Amazon debuts AppFlow, a new service for sharing software-as-a-service data with its cloud
Amazon Web Services Inc. today launched a new service called Amazon AppFlow that developers can use to manage the flow of data between AWS and other software-as-a-service applications such as Google Analytics, Marketo, Salesforce, ServiceNow, Slack, Snowflake and Zendesk.
The fully managed service enables users to create and automate bidirectional data flows without needing to write any custom integration code. Those flows can be triggered by specific events, and at preset times or on-demand, Amazon said.
Although Amazon said the data flows can be bidirectional, the service seems to be more focused on moving data from SaaS apps to other AWS services where it can be analyzed. To help with this, Amazon AppFlow comes with a number of tools for transforming data.
The service notably works with Amazon PrivateLink, which is the company’s dedicated private internet connection.
In a blog post announcing the service, AWS Principal Advocate Martin Beeby said developers spend massive amounts of time writing custom integrations to share data between the SaaS applications they use and Amazon.
“If data requirements change, then costly and complicated modifications have to be made to the integrations,” Beeby said. “Companies that don’t have the luxury of engineering resources might find themselves manually importing and exporting data from applications, which is time-consuming, risks data leakage and has the potential to introduce human error.”
With Amazon AppFlow, that is not necessary.
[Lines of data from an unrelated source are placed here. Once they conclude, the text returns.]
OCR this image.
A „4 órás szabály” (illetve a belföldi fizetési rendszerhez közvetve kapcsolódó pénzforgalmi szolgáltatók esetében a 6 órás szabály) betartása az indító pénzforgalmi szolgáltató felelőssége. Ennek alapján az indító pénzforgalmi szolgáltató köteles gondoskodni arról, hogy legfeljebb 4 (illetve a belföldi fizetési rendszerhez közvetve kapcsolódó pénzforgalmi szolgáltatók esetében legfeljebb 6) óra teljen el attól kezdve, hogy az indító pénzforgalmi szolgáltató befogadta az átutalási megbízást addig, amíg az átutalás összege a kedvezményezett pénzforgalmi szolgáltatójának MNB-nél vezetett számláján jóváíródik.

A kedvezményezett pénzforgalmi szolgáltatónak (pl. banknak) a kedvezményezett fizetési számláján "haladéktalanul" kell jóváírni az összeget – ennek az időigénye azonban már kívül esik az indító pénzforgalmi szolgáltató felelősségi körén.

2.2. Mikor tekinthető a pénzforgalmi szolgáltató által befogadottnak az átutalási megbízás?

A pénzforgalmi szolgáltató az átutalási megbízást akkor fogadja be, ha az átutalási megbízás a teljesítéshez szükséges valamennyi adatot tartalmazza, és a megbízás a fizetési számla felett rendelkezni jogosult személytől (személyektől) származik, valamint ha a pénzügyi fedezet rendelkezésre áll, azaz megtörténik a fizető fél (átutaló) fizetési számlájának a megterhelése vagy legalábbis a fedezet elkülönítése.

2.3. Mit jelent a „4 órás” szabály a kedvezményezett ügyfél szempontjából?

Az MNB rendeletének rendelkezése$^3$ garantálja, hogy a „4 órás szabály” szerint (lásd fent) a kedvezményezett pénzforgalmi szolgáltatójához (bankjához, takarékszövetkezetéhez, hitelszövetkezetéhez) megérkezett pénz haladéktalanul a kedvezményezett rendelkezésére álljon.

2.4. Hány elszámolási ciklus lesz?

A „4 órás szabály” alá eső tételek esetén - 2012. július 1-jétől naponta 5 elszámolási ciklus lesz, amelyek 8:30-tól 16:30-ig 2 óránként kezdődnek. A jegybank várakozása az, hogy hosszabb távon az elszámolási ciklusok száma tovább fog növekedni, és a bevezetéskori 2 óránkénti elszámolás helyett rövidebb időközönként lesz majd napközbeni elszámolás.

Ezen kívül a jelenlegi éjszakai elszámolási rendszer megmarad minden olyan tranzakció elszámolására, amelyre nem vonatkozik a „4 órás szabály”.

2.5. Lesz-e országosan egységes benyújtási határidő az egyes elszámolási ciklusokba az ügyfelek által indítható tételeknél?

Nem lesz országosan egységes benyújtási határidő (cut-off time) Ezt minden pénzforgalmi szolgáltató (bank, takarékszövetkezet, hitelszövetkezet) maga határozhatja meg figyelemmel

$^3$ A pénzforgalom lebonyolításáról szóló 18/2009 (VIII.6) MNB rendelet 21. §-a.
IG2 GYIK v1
The service comes at a cost, however, with each flow costing a 10th of a cent per run, in addition to the data processing fee, which starts at two cents per gigabyte.
“Amazon AppFlow provides an intuitive and easy way for customers to combine data from AWS and SaaS applications without moving it across the public internet,” said AWS Vice President Kurt Kufeld. “With Amazon AppFlow, our customers bring together and manage petabytes, even exabytes, of data spread across all of their applications – all without having to develop custom connectors or manage underlying API and network connectivity.”
Developers will appreciate having less work to do, though companies ought to be mindful that Amazon AppFlow does lock them in just a little bit more to Amazon’s cloud, Constellation Research Inc. analyst Holger Mueller told SiliconANGLE.
“When enterprises build next-generation applications, they build them in the cloud,” Mueller said. “But that leads to an integration problem with other cloud-based SaaS applications. Amazon AppFlow fixes this by enabling easier, out-of-the-box integration with AWS and various popular apps.”
Separately, Amazon also announced that its EC2 Inf1 instances are now available to run on its fully managed machine learning service, AWS SageMaker. The Inf1 instances are powered by Inferentia, a high-performance chip designed specifically for machine learning workloads that was first announced at its re:Invent conference in late 2019.
In its announcement, Amazon said the Inf1 instances offer benefits including lower latency, three times higher throughput and up to 40% lower costs per inference than other chips.
The announcement means developers now have an additional choice of EC2 instance types to use with SageMaker, allowing more flexibility when it comes to choosing the optimal cost/performance ratio for each workload, Amazon said.